2005年初夏頃だったと思う、車の中で私は妻にぽつりといった。

いつも私はビジネスの話になると夢中で、儲け話が舞い込んでくると妻に話した。
そして、いやな顔ひとつせず(ねむそうな顔は600回くらいしていたが)
私の話を妻は聞いてくれた。
話すことで、頭が整理され様々なメリットデメリットが見えた。

でも、夢は膨らんではしぼんでいくことが続いていた。

その中で、残った夢がアパート経営。
かねてから学生向けアパートのアイデアがあり、そのアイデアを実現したかったのだ。

ある夜、いつものようにインターネットで物件探しをしていた。
道内の不動産屋のHP内のある物件情報が目にとまった。
1億や5000万円などの高額な不動産の中にその物件があった。

北海道室蘭市の学生街に在るアパートだ。
「鉄骨3階建て18戸・1500万円!・表面利回り23パーセント!」
とあるではないか!

妻は「(明日まで)売れないといいわね。」
と1500円のスーパーのセール品のようにけろっと言う。
私は、その夜興奮をおさえつつ床についた。

そして、次の日に早起きをしてそのアパートを見に行くために車に乗り込んだ。


続く・・・

 
 <第二回> 「初恋のあの人は魔物 〜2005年6月中旬 丘の上に23歳のあの人が〜」
 
業者・大家との約束時間前に事前に我々だけで物件を見ておきたかった。

私はアクセルを強めに踏んだ。

テンションが高くなっているのが分かる。
初めての下見。
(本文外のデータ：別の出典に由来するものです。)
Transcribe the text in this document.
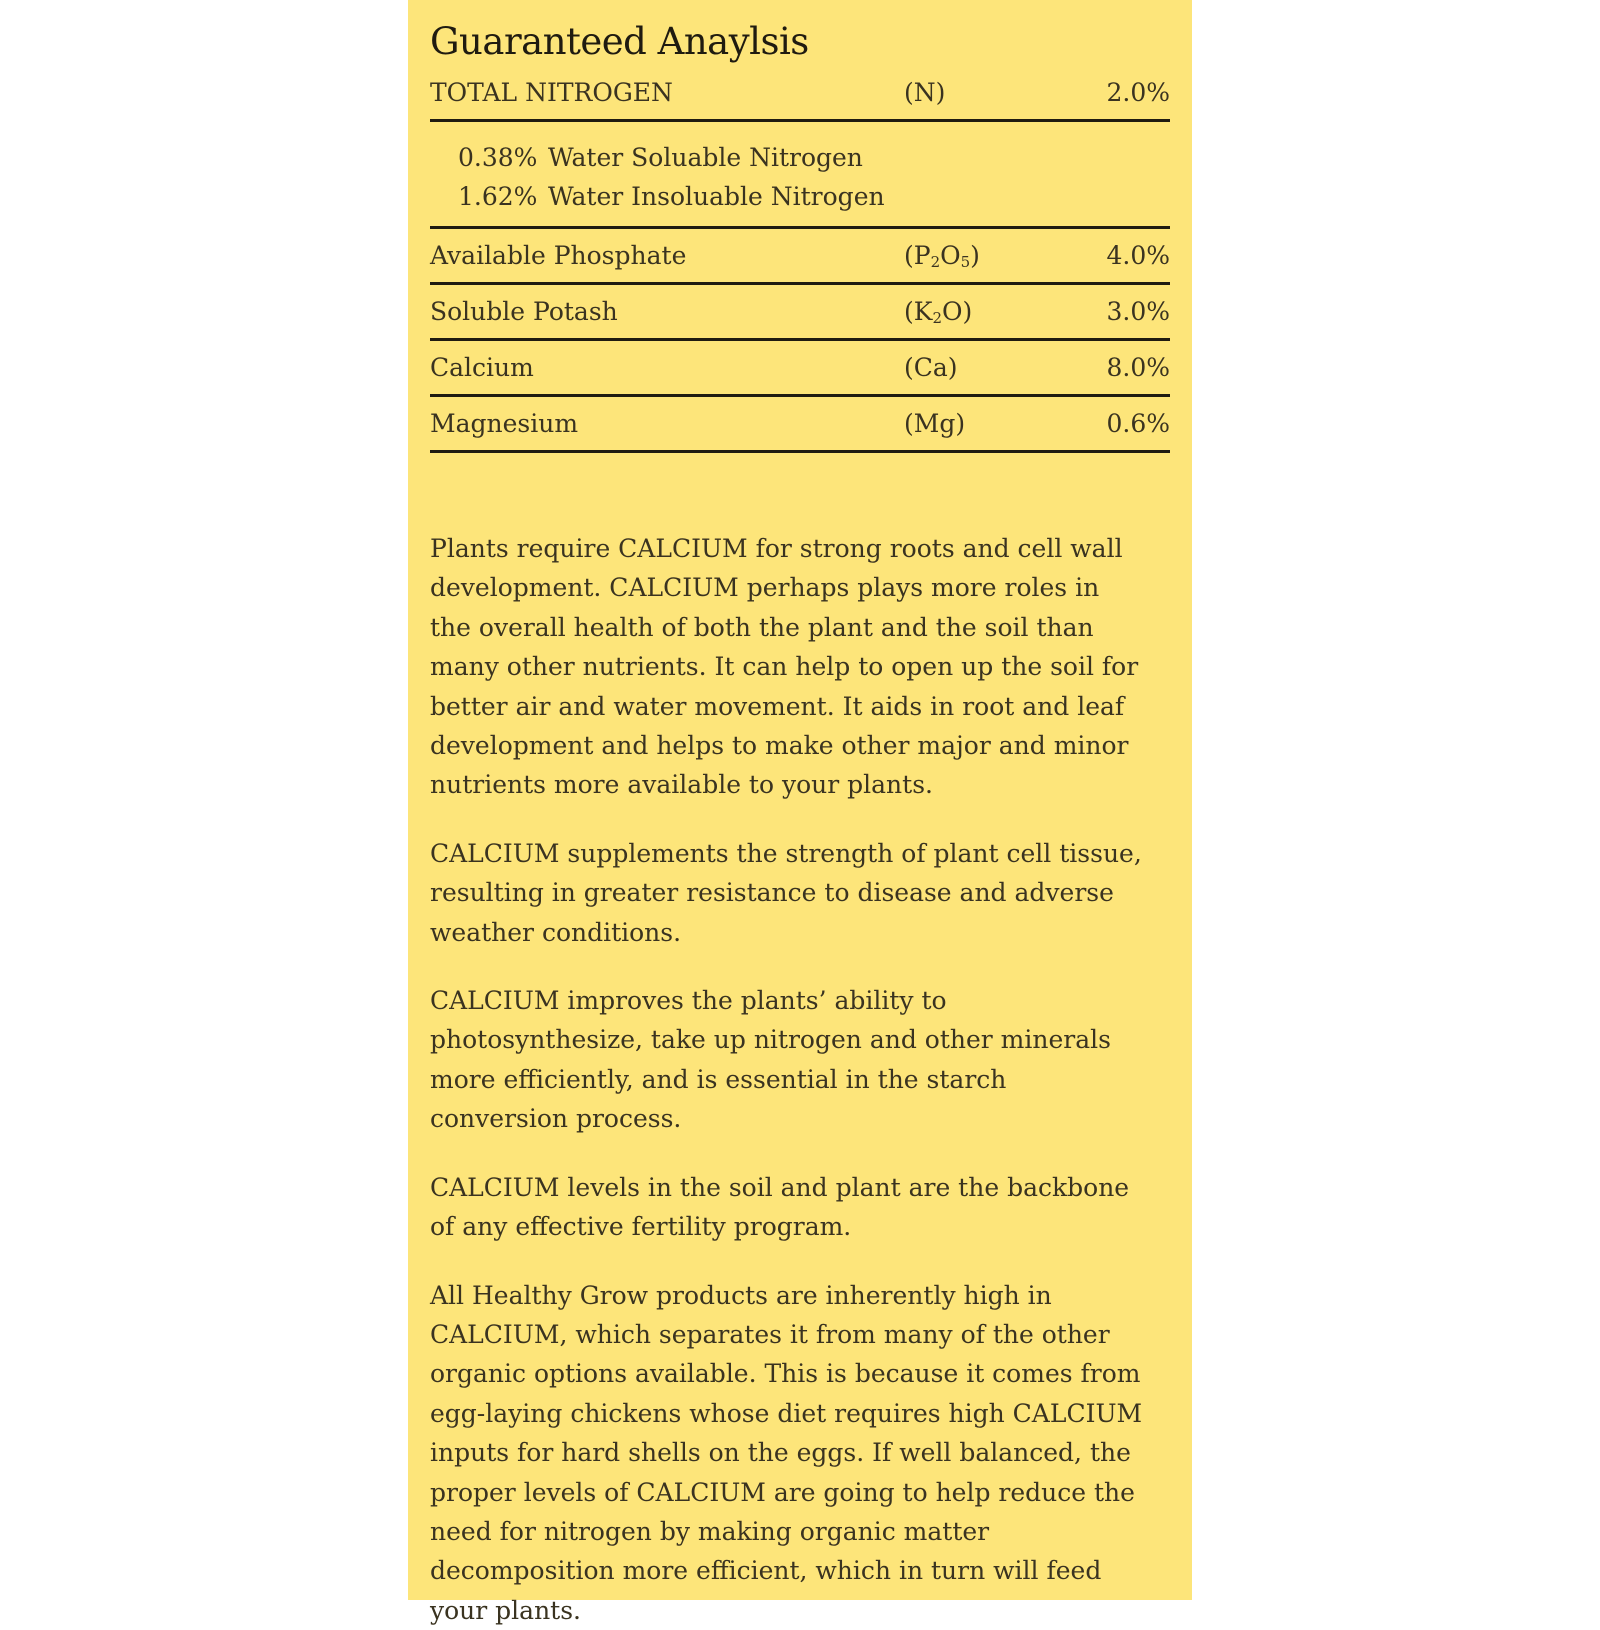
Guaranteed Anaylsis
TOTAL NITROGEN	(N)	2.0%
0.38% Water Soluable Nitrogen
1.62% Water Insoluable Nitrogen
Available Phosphate	$(P_2O_5)$	4.0%
Soluble Potash	$(K_2O)$	3.0%
Calcium	(Ca)	8.0%
Magnesium	(Mg)	0.6%

Plants require CALCIUM for strong roots and cell wall development. CALCIUM perhaps plays more roles in the overall health of both the plant and the soil than many other nutrients. It can help to open up the soil for better air and water movement. It aids in root and leaf development and helps to make other major and minor nutrients more available to your plants.

CALCIUM supplements the strength of plant cell tissue, resulting in greater resistance to disease and adverse weather conditions.

CALCIUM improves the plants’ ability to photosynthesize, take up nitrogen and other minerals more efficiently, and is essential in the starch conversion process.

CALCIUM levels in the soil and plant are the backbone of any effective fertility program.

All Healthy Grow products are inherently high in CALCIUM, which separates it from many of the other organic options available. This is because it comes from egg-laying chickens whose diet requires high CALCIUM inputs for hard shells on the eggs. If well balanced, the proper levels of CALCIUM are going to help reduce the need for nitrogen by making organic matter decomposition more efficient, which in turn will feed your plants.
写真でしか知らない恋人に、、、会いに行く思いといったらいいのか。

この坂を上りきった丘に、白亜の夢の物件が・・・・

あるはずだった。

違った。

いったい、あのインターネットの写真は、だれがどうやって撮ったのだろう?
何か賞でも贈ってあげたくなるくらい、すてきだった。でも実物のアパートは違ったのだ。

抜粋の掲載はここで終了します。